Pengganti Petrus Albertus van der Parra yakni
Gubernur Jenderal Jeremias van Riemsdijk (1775-1777) tidak menggunakan
istana/villa Buitenzorg karena telah memiliki mansion sendiri di land Antjol.
Jeremias van Riemsdijk selain menambah land-land baru di daerah aliran sungai
Bekasi/Tjilengsi, juga membentuk land baru di hulu sungai Tjiliwong dan hulu
sungai Tjisadane. Di hulu sungai Tjiliwong terbentuk land Tjiseroa, land Pondok
Gede (Tjiawi), Land Tjikoppo. Di hulu sungai Tjisadane terbentuk land Tjiampea,
land Tjiomas dan land Dramaga.
Land yang terbentuk di (district) Buitenzorg (1860) |
Hingga berakhirnya era VOC/Belanda sebaran
tanah-tanah partikelir telah meliputi seluruh wilayah antara sungai Tjitaroem
di timur dan sungai Tjisadane di barat. Land-land terjauh di selatan
(pedalaman) adalah land Tjiseroa, land Pondok Gede, land Tjikoppo, land
Tjidjeroek, land land Tjiomas, land Dramaga, land Tjiampea, land
Tjiboengboelang dan land Sading atau land land Panjawoengan.

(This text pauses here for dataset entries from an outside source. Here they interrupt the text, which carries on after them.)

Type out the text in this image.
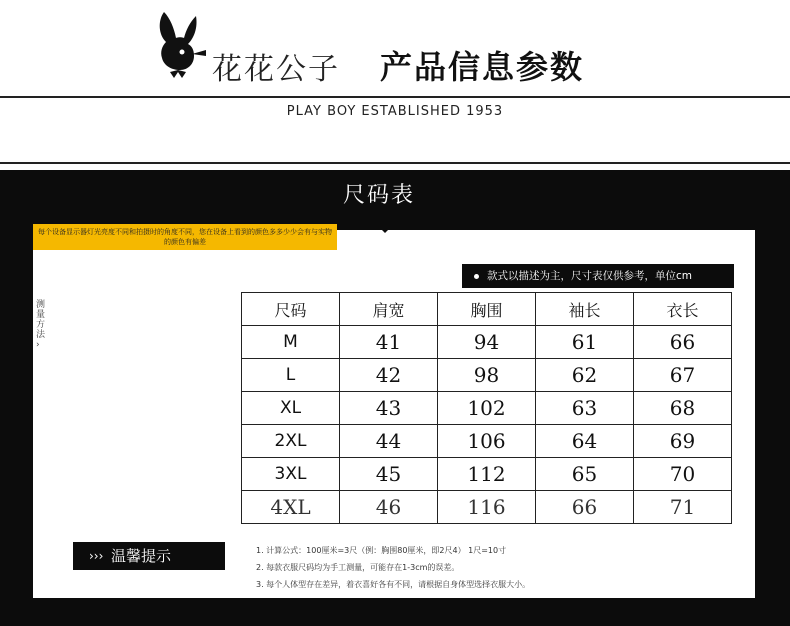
花花公子 产品信息参数
PLAY BOY ESTABLISHED 1953
尺码表
每个设备显示器灯光亮度不同和拍摄时的角度不同，您在设备上看到的颜色多多少少会有与实物的颜色有偏差
款式以描述为主，尺寸表仅供参考，单位cm
测量方法
›
尺码	肩宽	胸围	袖长	衣长
M	41	94	61	66
L	42	98	62	67
XL	43	102	63	68
2XL	44	106	64	69
3XL	45	112	65	70
4XL	46	116	66	71
››› 温馨提示	1. 计算公式：100厘米=3尺（例：胸围80厘米，即2尺4） 1尺=10寸
2. 每款衣服尺码均为手工测量，可能存在1-3cm的误差。
3. 每个人体型存在差异，着衣喜好各有不同，请根据自身体型选择衣服大小。
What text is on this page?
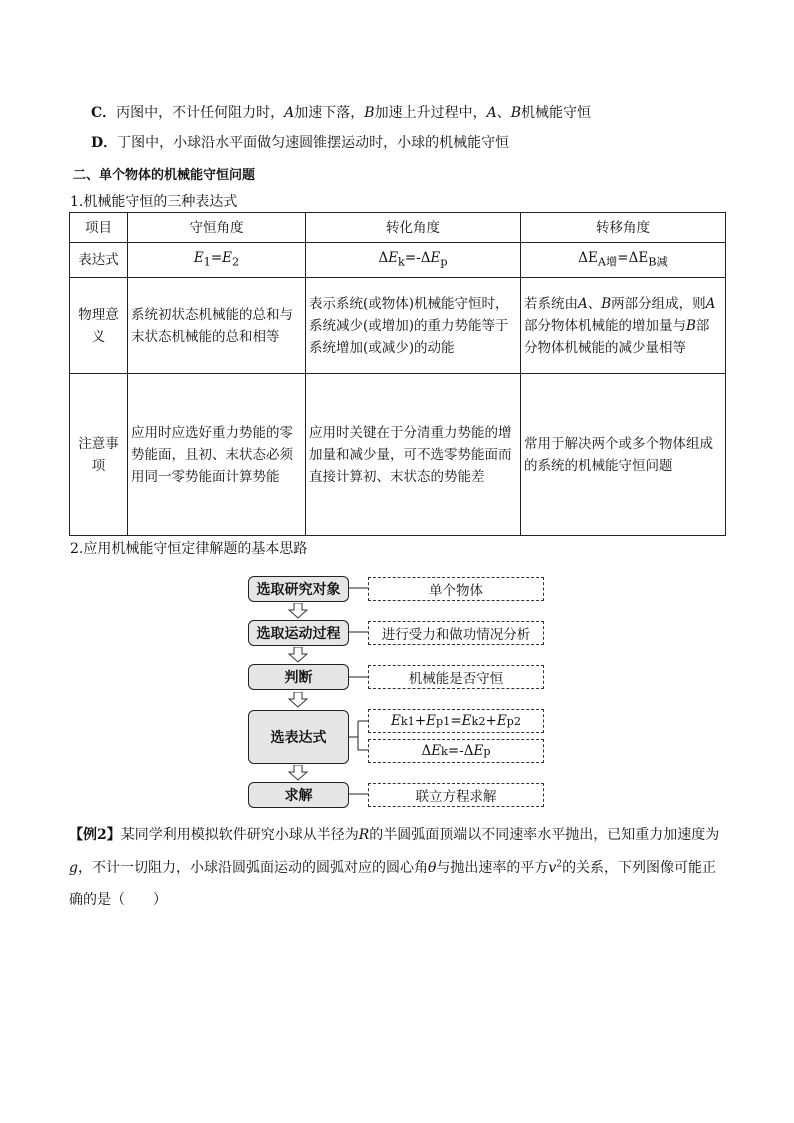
C．丙图中，不计任何阻力时，A加速下落，B加速上升过程中，A、B机械能守恒
D．丁图中，小球沿水平面做匀速圆锥摆运动时，小球的机械能守恒
二、单个物体的机械能守恒问题
1.机械能守恒的三种表达式
项目	守恒角度	转化角度	转移角度
表达式	$E_1=E_2$	$\Delta E_k=-\Delta E_p$	$\Delta E_{A增}=\Delta E_{B减}$
物理意义	系统初状态机械能的总和与末状态机械能的总和相等	表示系统(或物体)机械能守恒时，系统减少(或增加)的重力势能等于系统增加(或减少)的动能	若系统由A、B两部分组成，则A部分物体机械能的增加量与B部分物体机械能的减少量相等
注意事项	应用时应选好重力势能的零势能面，且初、末状态必须用同一零势能面计算势能	应用时关键在于分清重力势能的增加量和减少量，可不选零势能面而直接计算初、末状态的势能差	常用于解决两个或多个物体组成的系统的机械能守恒问题
2.应用机械能守恒定律解题的基本思路
选取研究对象
选取运动过程
判断
选表达式
求解
单个物体
进行受力和做功情况分析
机械能是否守恒
E k1 + E p1 = E k2 + E p2
Δ E k =-Δ E p
联立方程求解
【例2】某同学利用模拟软件研究小球从半径为R的半圆弧面顶端以不同速率水平抛出，已知重力加速度为
g，不计一切阻力，小球沿圆弧面运动的圆弧对应的圆心角θ与抛出速率的平方$v^2$的关系，下列图像可能正
确的是（　　）
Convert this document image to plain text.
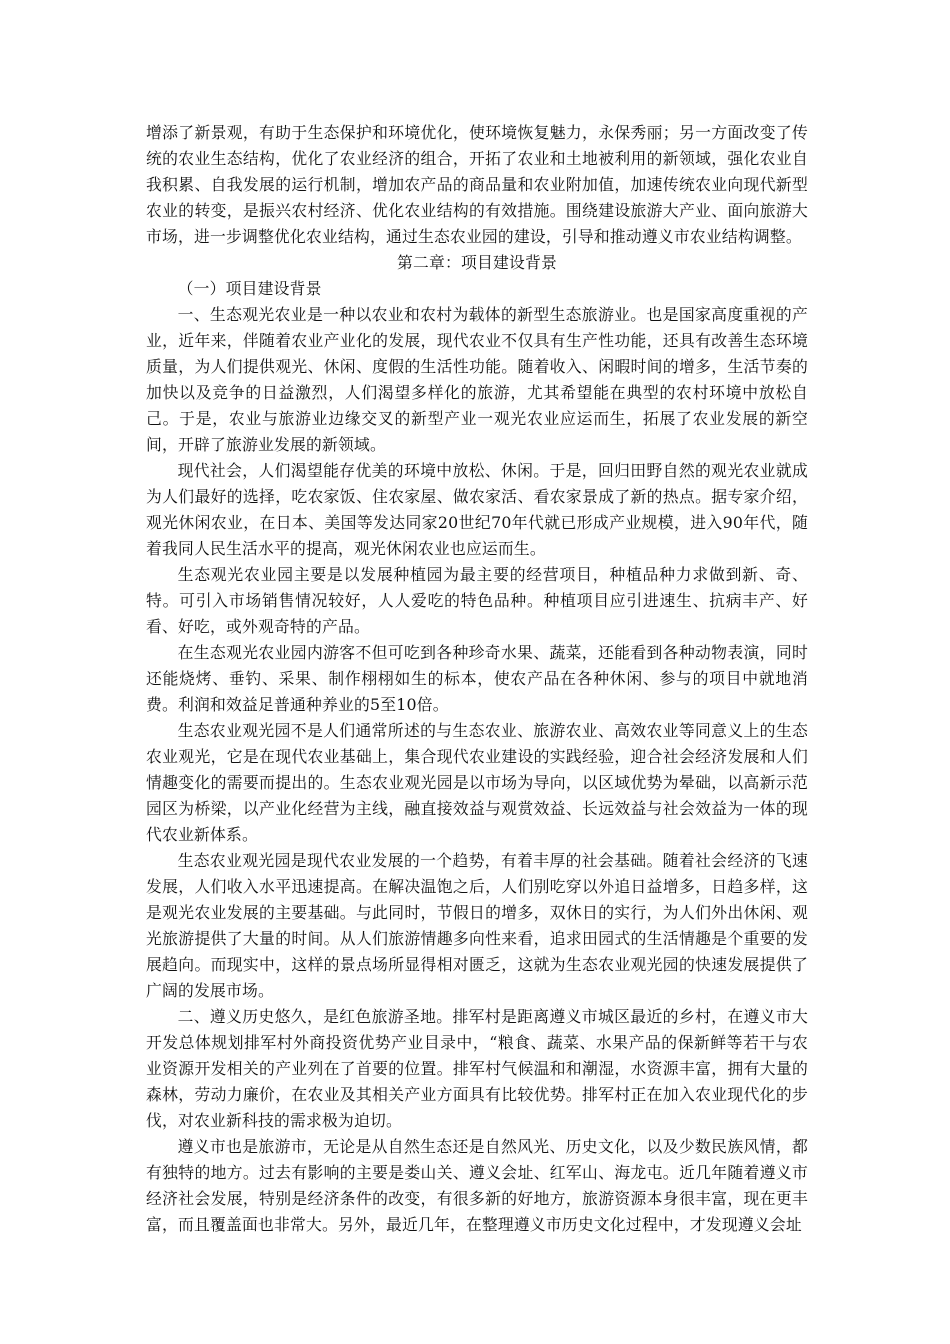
增添了新景观，有助于生态保护和环境优化，使环境恢复魅力，永保秀丽；另一方面改变了传统的农业生态结构，优化了农业经济的组合，开拓了农业和土地被利用的新领域，强化农业自我积累、自我发展的运行机制，增加农产品的商品量和农业附加值，加速传统农业向现代新型农业的转变，是振兴农村经济、优化农业结构的有效措施。围绕建设旅游大产业、面向旅游大市场，进一步调整优化农业结构，通过生态农业园的建设，引导和推动遵义市农业结构调整。

第二章：项目建设背景

（一）项目建设背景

一、生态观光农业是一种以农业和农村为载体的新型生态旅游业。也是国家高度重视的产业，近年来，伴随着农业产业化的发展，现代农业不仅具有生产性功能，还具有改善生态环境质量，为人们提供观光、休闲、度假的生活性功能。随着收入、闲暇时间的增多，生活节奏的加快以及竞争的日益激烈，人们渴望多样化的旅游，尤其希望能在典型的农村环境中放松自己。于是，农业与旅游业边缘交叉的新型产业一观光农业应运而生，拓展了农业发展的新空间，开辟了旅游业发展的新领域。

现代社会，人们渴望能存优美的环境中放松、休闲。于是，回归田野自然的观光农业就成为人们最好的选择，吃农家饭、住农家屋、做农家活、看农家景成了新的热点。据专家介绍，观光休闲农业，在日本、美国等发达同家20世纪70年代就已形成产业规模，进入90年代，随着我同人民生活水平的提高，观光休闲农业也应运而生。

生态观光农业园主要是以发展种植园为最主要的经营项目，种植品种力求做到新、奇、特。可引入市场销售情况较好，人人爱吃的特色品种。种植项目应引进速生、抗病丰产、好看、好吃，或外观奇特的产品。

在生态观光农业园内游客不但可吃到各种珍奇水果、蔬菜，还能看到各种动物表演，同时还能烧烤、垂钓、采果、制作栩栩如生的标本，使农产品在各种休闲、参与的项目中就地消费。利润和效益足普通种养业的5至10倍。

生态农业观光园不是人们通常所述的与生态农业、旅游农业、高效农业等同意义上的生态农业观光，它是在现代农业基础上，集合现代农业建设的实践经验，迎合社会经济发展和人们情趣变化的需要而提出的。生态农业观光园是以市场为导向，以区域优势为晕础，以高新示范园区为桥梁，以产业化经营为主线，融直接效益与观赏效益、长远效益与社会效益为一体的现代农业新体系。

生态农业观光园是现代农业发展的一个趋势，有着丰厚的社会基础。随着社会经济的飞速发展，人们收入水平迅速提高。在解决温饱之后，人们别吃穿以外追日益增多，日趋多样，这是观光农业发展的主要基础。与此同时，节假日的增多，双休日的实行，为人们外出休闲、观光旅游提供了大量的时间。从人们旅游情趣多向性来看，追求田园式的生活情趣是个重要的发展趋向。而现实中，这样的景点场所显得相对匮乏，这就为生态农业观光园的快速发展提供了广阔的发展市场。

二、遵义历史悠久，是红色旅游圣地。排军村是距离遵义市城区最近的乡村，在遵义市大开发总体规划排军村外商投资优势产业目录中，“粮食、蔬菜、水果产品的保新鲜等若干与农业资源开发相关的产业列在了首要的位置。排军村气候温和和潮湿，水资源丰富，拥有大量的森林，劳动力廉价，在农业及其相关产业方面具有比较优势。排军村正在加入农业现代化的步伐，对农业新科技的需求极为迫切。

遵义市也是旅游市，无论是从自然生态还是自然风光、历史文化，以及少数民族风情，都有独特的地方。过去有影响的主要是娄山关、遵义会址、红军山、海龙屯。近几年随着遵义市经济社会发展，特别是经济条件的改变，有很多新的好地方，旅游资源本身很丰富，现在更丰富，而且覆盖面也非常大。另外，最近几年，在整理遵义市历史文化过程中，才发现遵义会址
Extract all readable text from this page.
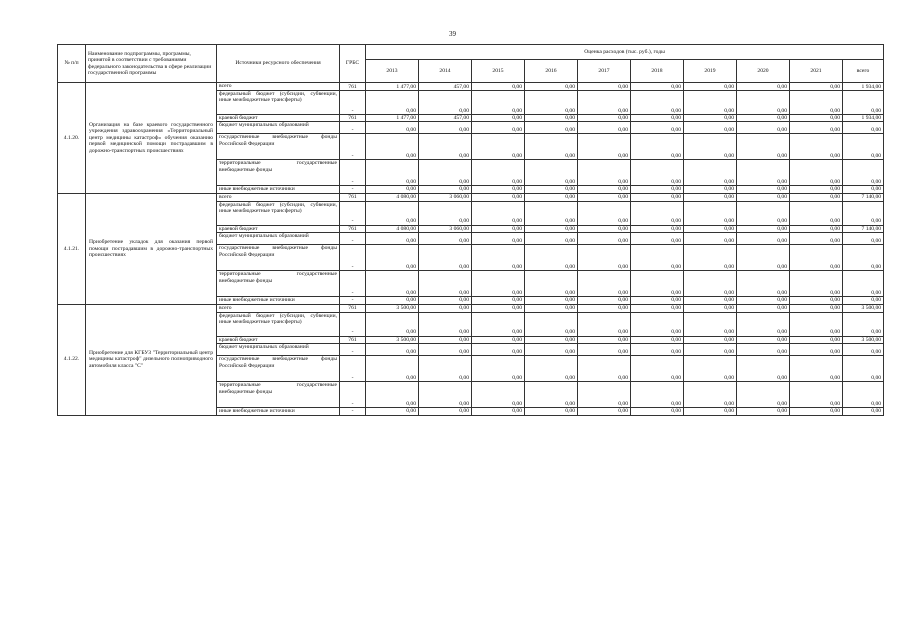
39
№ п/п	Наименование подпрограммы, программы, принятой в соответствии с требованиями федерального законодательства в сфере реализации государственной программы	Источники ресурсного обеспечения	ГРБС	Оценка расходов (тыс. руб.), годы									
				2013	2014	2015	2016	2017	2018	2019	2020	2021	всего
4.1.20.	Организация на базе краевого государственного учреждения здравоохранения «Территориальный центр медицины катастроф» обучения оказанию первой медицинской помощи пострадавшим в дорожно-транспортных происшествиях	всего	761	1 477,00	457,00	0,00	0,00	0,00	0,00	0,00	0,00	0,00	1 934,00
		федеральный бюджет (субсидии, субвенции, иные межбюджетные трансферты)	-	0,00	0,00	0,00	0,00	0,00	0,00	0,00	0,00	0,00	0,00
		краевой бюджет	761	1 477,00	457,00	0,00	0,00	0,00	0,00	0,00	0,00	0,00	1 934,00
		бюджет муниципальных образований	-	0,00	0,00	0,00	0,00	0,00	0,00	0,00	0,00	0,00	0,00
		государственные внебюджетные фонды Российской Федерации	-	0,00	0,00	0,00	0,00	0,00	0,00	0,00	0,00	0,00	0,00
		территориальные государственные внебюджетные фонды	-	0,00	0,00	0,00	0,00	0,00	0,00	0,00	0,00	0,00	0,00
		иные внебюджетные источники	-	0,00	0,00	0,00	0,00	0,00	0,00	0,00	0,00	0,00	0,00
4.1.21.	Приобретение укладок для оказания первой помощи пострадавшим в дорожно-транспортных происшествиях	всего	761	4 080,00	3 060,00	0,00	0,00	0,00	0,00	0,00	0,00	0,00	7 140,00
		федеральный бюджет (субсидии, субвенции, иные межбюджетные трансферты)	-	0,00	0,00	0,00	0,00	0,00	0,00	0,00	0,00	0,00	0,00
		краевой бюджет	761	4 080,00	3 060,00	0,00	0,00	0,00	0,00	0,00	0,00	0,00	7 140,00
		бюджет муниципальных образований	-	0,00	0,00	0,00	0,00	0,00	0,00	0,00	0,00	0,00	0,00
		государственные внебюджетные фонды Российской Федерации	-	0,00	0,00	0,00	0,00	0,00	0,00	0,00	0,00	0,00	0,00
		территориальные государственные внебюджетные фонды	-	0,00	0,00	0,00	0,00	0,00	0,00	0,00	0,00	0,00	0,00
		иные внебюджетные источники	-	0,00	0,00	0,00	0,00	0,00	0,00	0,00	0,00	0,00	0,00
4.1.22.	Приобретение для КГБУЗ "Территориальный центр медицины катастроф" дизельного полноприводного автомобиля класса "С"	всего	761	3 500,00	0,00	0,00	0,00	0,00	0,00	0,00	0,00	0,00	3 500,00
		федеральный бюджет (субсидии, субвенции, иные межбюджетные трансферты)	-	0,00	0,00	0,00	0,00	0,00	0,00	0,00	0,00	0,00	0,00
		краевой бюджет	761	3 500,00	0,00	0,00	0,00	0,00	0,00	0,00	0,00	0,00	3 500,00
		бюджет муниципальных образований	-	0,00	0,00	0,00	0,00	0,00	0,00	0,00	0,00	0,00	0,00
		государственные внебюджетные фонды Российской Федерации	-	0,00	0,00	0,00	0,00	0,00	0,00	0,00	0,00	0,00	0,00
		территориальные государственные внебюджетные фонды	-	0,00	0,00	0,00	0,00	0,00	0,00	0,00	0,00	0,00	0,00
		иные внебюджетные источники	-	0,00	0,00	0,00	0,00	0,00	0,00	0,00	0,00	0,00	0,00
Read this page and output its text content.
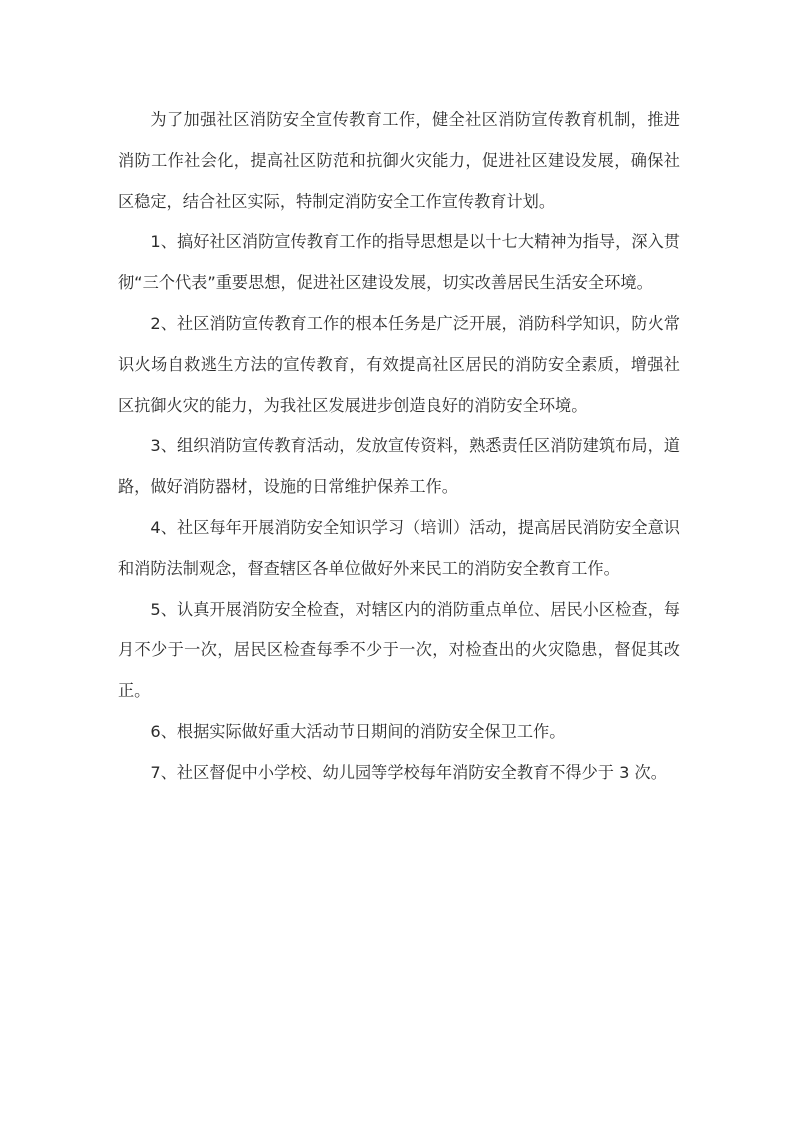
为了加强社区消防安全宣传教育工作，健全社区消防宣传教育机制，推进消防工作社会化，提高社区防范和抗御火灾能力，促进社区建设发展，确保社区稳定，结合社区实际，特制定消防安全工作宣传教育计划。

1、搞好社区消防宣传教育工作的指导思想是以十七大精神为指导，深入贯彻“三个代表”重要思想，促进社区建设发展，切实改善居民生活安全环境。

2、社区消防宣传教育工作的根本任务是广泛开展，消防科学知识，防火常识火场自救逃生方法的宣传教育，有效提高社区居民的消防安全素质，增强社区抗御火灾的能力，为我社区发展进步创造良好的消防安全环境。

3、组织消防宣传教育活动，发放宣传资料，熟悉责任区消防建筑布局，道路，做好消防器材，设施的日常维护保养工作。

4、社区每年开展消防安全知识学习（培训）活动，提高居民消防安全意识和消防法制观念，督查辖区各单位做好外来民工的消防安全教育工作。

5、认真开展消防安全检查，对辖区内的消防重点单位、居民小区检查，每月不少于一次，居民区检查每季不少于一次，对检查出的火灾隐患，督促其改正。

6、根据实际做好重大活动节日期间的消防安全保卫工作。

7、社区督促中小学校、幼儿园等学校每年消防安全教育不得少于 3 次。
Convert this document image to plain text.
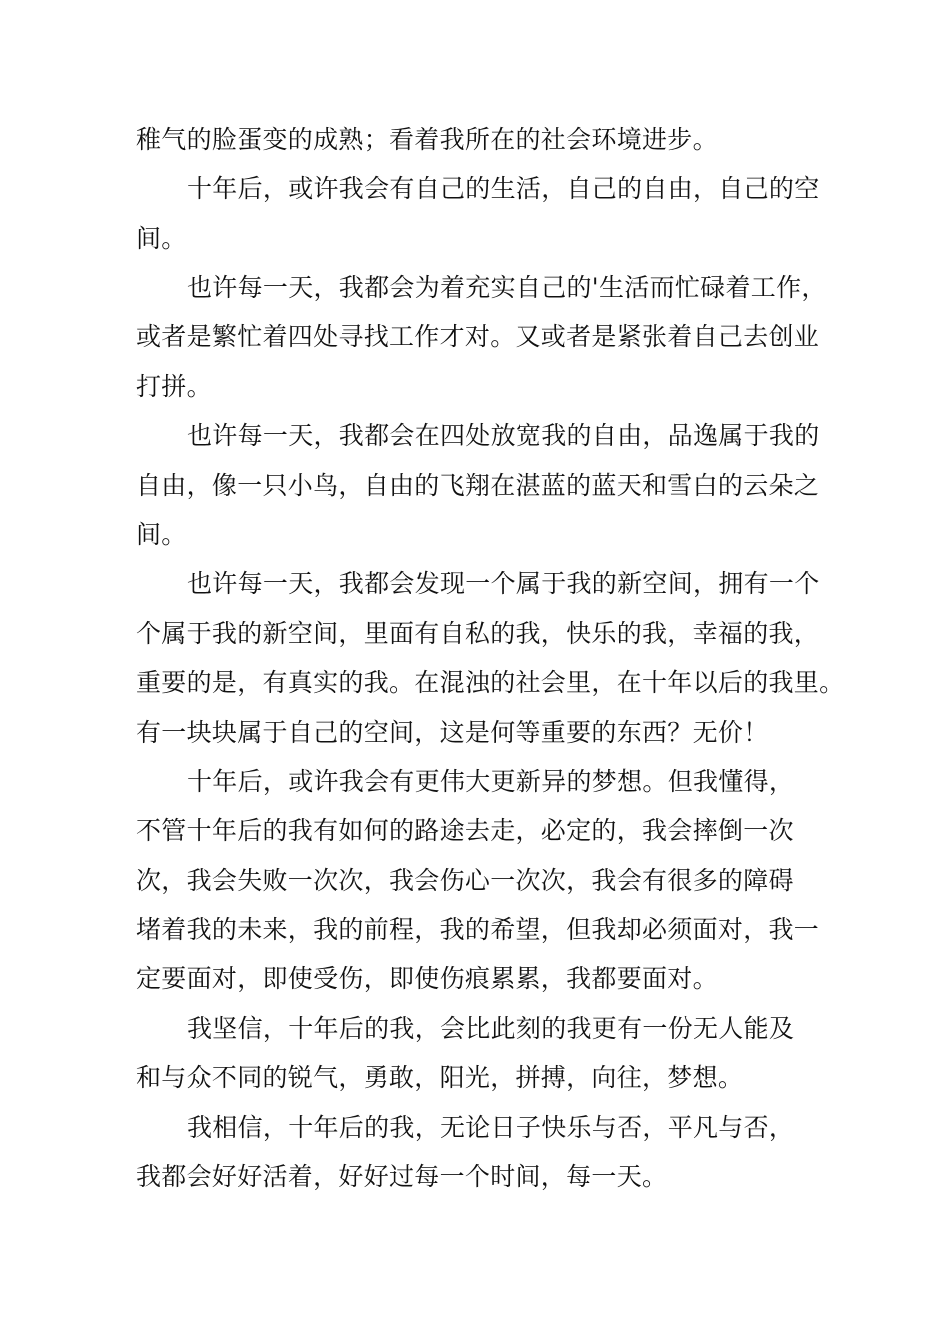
稚气的脸蛋变的成熟；看着我所在的社会环境进步。
十年后，或许我会有自己的生活，自己的自由，自己的空
间。
也许每一天，我都会为着充实自己的'生活而忙碌着工作，
或者是繁忙着四处寻找工作才对。又或者是紧张着自己去创业
打拼。
也许每一天，我都会在四处放宽我的自由，品逸属于我的
自由，像一只小鸟，自由的飞翔在湛蓝的蓝天和雪白的云朵之
间。
也许每一天，我都会发现一个属于我的新空间，拥有一个
个属于我的新空间，里面有自私的我，快乐的我，幸福的我，
重要的是，有真实的我。在混浊的社会里，在十年以后的我里。
有一块块属于自己的空间，这是何等重要的东西？无价！
十年后，或许我会有更伟大更新异的梦想。但我懂得，
不管十年后的我有如何的路途去走，必定的，我会摔倒一次
次，我会失败一次次，我会伤心一次次，我会有很多的障碍
堵着我的未来，我的前程，我的希望，但我却必须面对，我一
定要面对，即使受伤，即使伤痕累累，我都要面对。
我坚信，十年后的我，会比此刻的我更有一份无人能及
和与众不同的锐气，勇敢，阳光，拼搏，向往，梦想。
我相信，十年后的我，无论日子快乐与否，平凡与否，
我都会好好活着，好好过每一个时间，每一天。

Pembebasan Land Soekaboemi di Residentie Preanger
Setelah VOC dibubarkan pada tahun 1799 lalu
kemudian diakuisisi oleh Kerajaan Belanda dengan membentuk Pemerintah Hindia
Belanda. Pada masa transisi ini, keberadaan land-land tetap diakui oleh
pemerintah. Dalam struktur pemerintahan juga masih terlihat keberadaan para
pedagang-pedagang VOC. Pada era Gubernur Jenderal Daendels, sejumlah kebijakan
radikal dibuat.
Bataviasche koloniale courant, 05-01-1810 |
Kebijakan lainnya yang dibuat oleh Gubernur
Jenderal Daendels adalah mulai membangun kota-kota pemerintahan. Untuk tujuan
itu Daendels membeli land Weltevreden yang di atasnya dibangun istana
Weltevreden (kini dikenal sebagai gedung kementerian keuangan di lapangan
Banteng). Daendels juga membeli land Bloeboer untuk mendirikan kota pemerintah
di Buitenzorg. Untuk menutupi biaya-biaya tersebut, sebelumnya Daendels juga
menjual lahan lainnya kepada swasta sebagai tanah partikelir (land).
Land-land
yang baru tersebut berada di barat sungai Tjitaroem dan di barat sungai
Tjisadane. Land yang dibentuk di barat sungai Tjitaroem yang sebelumnya masuk
Residentie Krawang dan dimasukkan ke wilayah Residentie Batavia adalah land
Tjabangboengin, land Kedonggede, land Tjikarang dan land Tjibaroesa. Sedangkan
land yang dibentuk di barat sungai Tjisadane (termasuk sungai Tjianten dan
sungai Tjikaniki) adalah land Grendeng (kini Karawatji), land Tjigronson, land
Sading Djamboe (kini sebagai kecamatan Leuwisadeng), land Bolang (kini dikenal
sebagai kecamatan Cigudeg), land Tjoeroek Bitoeng (kemudian dikenal land
Nanggoeng) dan land Janlappa (Djasinga). Dengan pembentukan land baru ini maka
luas Residentie Banten dikurangi dan luas Residentie Batavia bertambah hingga
mencapai sungai Tjidoerian/Tjikande.
Namun semua itu segera berakhir karena terjadi
pendudukan Inggris. Gubernur Jenderal Daendels digantikan oleh Letnan Jenderal
Raffles. Pemerintah pendudukan Inggris memulai pemerintahannya dengan membentuk
16 Residentie di seluruh (pulau) Jawa. Di wilayah barat terdiri dari Residentie
Batavia, Residentie Banten, Residentie Buitenzorg, Residenti Krawang dan
Residentie Preanger.
Pada permulaan
Pemerintah Hindia Belanda wilayah Preanger terbagi dua: wilayah barat masuk
Batavian en Preanger Bovenlanden dan wilayah timur adalah Chirebon en Preanger
Bovenlanden. Saat itu, asisten residen berkedudukan di Buitenzorg termasuk
Preanger Bovenlanden (yang meliputi wilayah Tjiandjoer en Soekaboemi). Kemudian
pada era pendudukan Inggris dua wilayah Preanger disatukan dengan membentuk
Residentie Preanger dimana residen berkedudukan di Tjianjoer.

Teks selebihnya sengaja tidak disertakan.